Staying focused on your own goals lets you ignore the distracting shadows and focus on the target.
The second key, which I think is just as important, is to choose the right community, one that shares your values, where people welcome, appreciate, and encourage you, and you don’t feel out of place. It doesn’t have to be the dominant group in the community at large – but having even a few people who share your interests and values can easily make the difference between success and failure.
That’s true in anything – not just weightlifting or weaving – and is why, when attempting something difficult, I always start by reaching out to others for help. It’s not just about getting the help – though that’s important as well – but also about building a small community I can belong to.

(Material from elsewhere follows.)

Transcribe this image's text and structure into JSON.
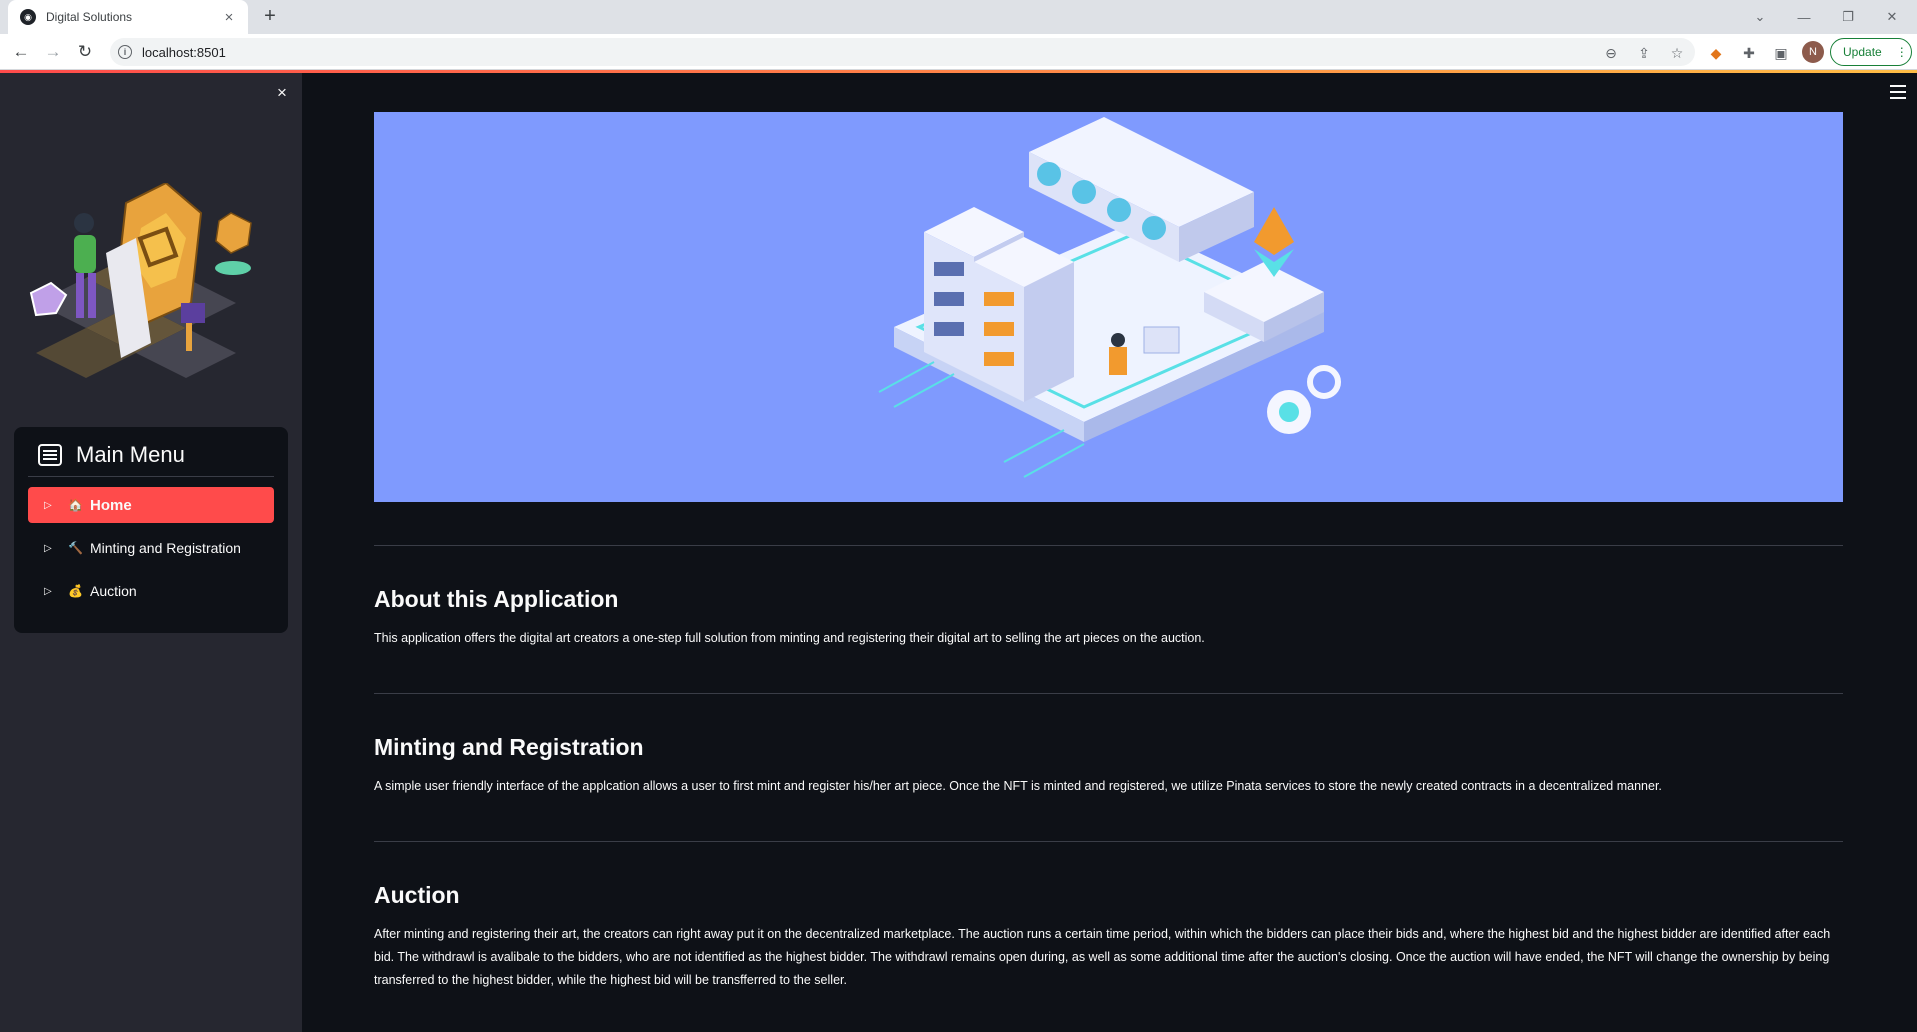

As an entrepreneur, I always formed a small “mastermind” of a couple people who would meet regularly to talk about our businesses – a mini community where we could all support each other. As a weaver, I joined mailing lists and guilds and participated actively in both. And as a powerlifter, I’ve found a few people who lift like me and share my values as well. Not many, but enough. My community – at least for the moment – is more serious recreational lifters, women who lift, and elite lifters who encourage rather than exclude recreational lifters.
They say “It takes a village,” and I think that’s very true.
Ending with two videos that celebrate the power of community: my 315-pound deadlift from last week, and another video of me doing “pause deadlifts” – stopping and pausing halfway up. I was doing those with a 200-pound bar, and managed (at the end of the set) to pause for 10 seconds and still get it the rest of the way up!
(And not to worry – I’m careful about my form, and I have a top-notch coach who knows when to push me and when not to. I also wear a weightlifting belt, which helps protect my back.)
Happy lifting – in whatever you do! May you find happiness in a community of your own.